Have you ever heard a singer sing in silence? Signmark is a deaf rapper and singer and he was giving an amazing performance on 17 April at the UN Headquarters in New York. This flashmob mini-concert aimed to support the implementation of the Convention on the Rights of Persons with Disabilities. Singing in sign language is a challenge, and a large audience was there to sign and sing with him.
“Even if the world comes crashing down – and even if my luck would turn around – I stand tall, proud back against the wall – and even if the hands of time would freeze – you won’t see me begging down on my knees – I stand tall, proud back against the wall.”
It is the lyrics of the song “Against the Wall” performed by deaf rapper Marko Vuoriheimo from Finland, also known as Signmark. He brought his unique brand of hip-hop and message of equality to United Nations staff and diplomats on Tuesday.

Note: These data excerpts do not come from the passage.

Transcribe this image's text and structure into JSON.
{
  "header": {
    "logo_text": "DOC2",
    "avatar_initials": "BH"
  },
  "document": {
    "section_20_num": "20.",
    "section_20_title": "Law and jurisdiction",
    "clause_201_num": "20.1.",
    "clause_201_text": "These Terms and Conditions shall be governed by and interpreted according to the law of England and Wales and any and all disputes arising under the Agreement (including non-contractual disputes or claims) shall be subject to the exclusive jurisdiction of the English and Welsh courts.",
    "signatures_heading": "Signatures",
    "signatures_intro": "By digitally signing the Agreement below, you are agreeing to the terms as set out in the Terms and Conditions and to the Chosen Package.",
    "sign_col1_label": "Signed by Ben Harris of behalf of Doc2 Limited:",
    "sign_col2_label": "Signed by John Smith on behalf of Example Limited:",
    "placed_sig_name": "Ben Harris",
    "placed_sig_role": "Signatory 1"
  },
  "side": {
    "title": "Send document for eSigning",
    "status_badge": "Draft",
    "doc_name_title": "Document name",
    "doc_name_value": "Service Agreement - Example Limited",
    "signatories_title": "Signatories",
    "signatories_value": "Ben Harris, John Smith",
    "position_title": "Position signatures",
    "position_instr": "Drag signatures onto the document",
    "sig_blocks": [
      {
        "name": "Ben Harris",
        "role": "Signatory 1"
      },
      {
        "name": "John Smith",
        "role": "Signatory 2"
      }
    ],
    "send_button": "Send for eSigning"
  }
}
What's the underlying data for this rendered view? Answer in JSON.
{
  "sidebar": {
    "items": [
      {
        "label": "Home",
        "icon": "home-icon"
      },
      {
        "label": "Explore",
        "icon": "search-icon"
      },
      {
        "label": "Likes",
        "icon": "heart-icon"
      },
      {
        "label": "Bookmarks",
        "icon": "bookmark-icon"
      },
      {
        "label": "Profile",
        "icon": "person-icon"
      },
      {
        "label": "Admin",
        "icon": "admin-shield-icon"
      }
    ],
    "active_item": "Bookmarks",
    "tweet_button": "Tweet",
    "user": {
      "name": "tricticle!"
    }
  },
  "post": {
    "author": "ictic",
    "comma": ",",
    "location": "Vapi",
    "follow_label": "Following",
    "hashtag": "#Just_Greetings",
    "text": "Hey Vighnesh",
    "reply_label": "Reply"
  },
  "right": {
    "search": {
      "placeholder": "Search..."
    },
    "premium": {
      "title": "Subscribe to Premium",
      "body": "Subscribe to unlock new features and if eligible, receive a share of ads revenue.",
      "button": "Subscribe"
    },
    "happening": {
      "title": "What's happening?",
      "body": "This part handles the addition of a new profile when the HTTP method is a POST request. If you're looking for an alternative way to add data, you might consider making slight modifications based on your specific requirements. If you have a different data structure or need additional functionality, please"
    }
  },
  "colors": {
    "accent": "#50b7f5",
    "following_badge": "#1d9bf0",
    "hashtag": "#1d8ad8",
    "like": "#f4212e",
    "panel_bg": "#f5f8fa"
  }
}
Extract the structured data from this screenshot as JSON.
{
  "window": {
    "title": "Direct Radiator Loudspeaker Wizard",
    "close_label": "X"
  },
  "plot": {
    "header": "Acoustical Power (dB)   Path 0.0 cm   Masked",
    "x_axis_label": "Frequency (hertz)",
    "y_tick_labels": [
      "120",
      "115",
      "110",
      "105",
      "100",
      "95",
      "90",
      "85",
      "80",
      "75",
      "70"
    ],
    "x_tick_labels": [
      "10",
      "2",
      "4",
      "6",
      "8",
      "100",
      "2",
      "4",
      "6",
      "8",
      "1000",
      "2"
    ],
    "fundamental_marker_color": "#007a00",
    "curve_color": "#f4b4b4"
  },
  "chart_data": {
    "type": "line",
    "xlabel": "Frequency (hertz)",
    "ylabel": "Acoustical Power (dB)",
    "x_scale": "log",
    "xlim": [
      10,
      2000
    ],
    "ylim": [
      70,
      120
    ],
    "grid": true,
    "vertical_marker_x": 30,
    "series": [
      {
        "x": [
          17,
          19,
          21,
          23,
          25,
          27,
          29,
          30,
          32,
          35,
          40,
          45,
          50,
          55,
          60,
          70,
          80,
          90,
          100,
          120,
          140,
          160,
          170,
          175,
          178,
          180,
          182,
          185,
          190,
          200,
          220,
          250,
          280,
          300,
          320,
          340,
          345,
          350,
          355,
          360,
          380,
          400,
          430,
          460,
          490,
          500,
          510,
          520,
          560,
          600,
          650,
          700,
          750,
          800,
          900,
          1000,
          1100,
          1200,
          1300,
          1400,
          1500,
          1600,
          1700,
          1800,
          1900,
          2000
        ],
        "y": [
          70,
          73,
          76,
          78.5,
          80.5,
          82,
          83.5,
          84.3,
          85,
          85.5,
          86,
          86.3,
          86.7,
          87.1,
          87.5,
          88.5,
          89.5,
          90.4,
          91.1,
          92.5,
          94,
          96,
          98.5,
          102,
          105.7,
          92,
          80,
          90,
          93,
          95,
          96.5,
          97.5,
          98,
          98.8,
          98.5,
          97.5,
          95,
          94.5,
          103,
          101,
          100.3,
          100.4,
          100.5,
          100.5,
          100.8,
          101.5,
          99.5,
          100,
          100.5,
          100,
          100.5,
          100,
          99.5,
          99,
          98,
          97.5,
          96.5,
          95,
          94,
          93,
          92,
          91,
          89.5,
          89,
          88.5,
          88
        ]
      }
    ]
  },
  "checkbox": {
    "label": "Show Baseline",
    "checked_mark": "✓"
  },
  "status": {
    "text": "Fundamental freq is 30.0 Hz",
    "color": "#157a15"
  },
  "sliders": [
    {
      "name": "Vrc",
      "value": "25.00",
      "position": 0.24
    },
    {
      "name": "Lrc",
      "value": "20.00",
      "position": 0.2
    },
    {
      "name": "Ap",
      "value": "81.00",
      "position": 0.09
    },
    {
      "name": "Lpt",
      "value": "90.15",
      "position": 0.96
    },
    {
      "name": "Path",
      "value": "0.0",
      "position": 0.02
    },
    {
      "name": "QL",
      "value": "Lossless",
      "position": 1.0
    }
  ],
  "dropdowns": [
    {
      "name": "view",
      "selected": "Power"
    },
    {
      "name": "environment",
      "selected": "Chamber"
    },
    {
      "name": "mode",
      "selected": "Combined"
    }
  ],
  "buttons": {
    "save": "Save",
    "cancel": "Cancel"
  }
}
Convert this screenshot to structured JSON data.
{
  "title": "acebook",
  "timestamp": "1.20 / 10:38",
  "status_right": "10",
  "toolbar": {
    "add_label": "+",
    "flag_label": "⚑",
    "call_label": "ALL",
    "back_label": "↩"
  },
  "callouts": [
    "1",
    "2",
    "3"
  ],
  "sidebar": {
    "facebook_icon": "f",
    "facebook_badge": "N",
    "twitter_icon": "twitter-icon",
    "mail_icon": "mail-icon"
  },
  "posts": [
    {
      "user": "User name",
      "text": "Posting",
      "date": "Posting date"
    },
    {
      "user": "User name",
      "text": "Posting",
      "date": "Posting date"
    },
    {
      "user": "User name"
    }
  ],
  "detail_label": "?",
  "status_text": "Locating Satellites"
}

With floating clouds in sunny blue sky and a warm breeze blowing on everyone’s face, Signmark first of all taught the audience – in sign language translated – the meaning of the lyrics. With his energetic and superb body movement and hip-hop music, and his colleague Brandon as his voice, the audience has quickly warmed up. Everybody was impressed by his silent cries and his cheerful appearance and happy attitude.
Signmark is a deaf rap artist from Finland, who uses his music and positive approach to change attitudes towards persons with disabilities. He has also been designated as a Special Representative of the Foreign Ministry of Finland to promote the rights of persons with disabilities.
The flashmob mini-concert performance has been sponsored by the office of the High Commissioner for Human Right(OHCHR), the Department of Economic and Social Affairs (DESA) and the Permanent Mission of Finland to the United Nations in support of the International Convention on the Rights of Persons with Disabilities.
The Convention on the Rights of Persons with Disabilities and its Optional Protocol was adopted on 13 December 2006 at the UN Headquarters in New York, and was opened for signature on 30 March 2007. It is intended as a human rights instrument with an explicit, social development dimension. It adopts a broad categorization of persons with disabilities and reaffirms that all persons with all types of disabilities must enjoy all human rights and fundamental freedoms.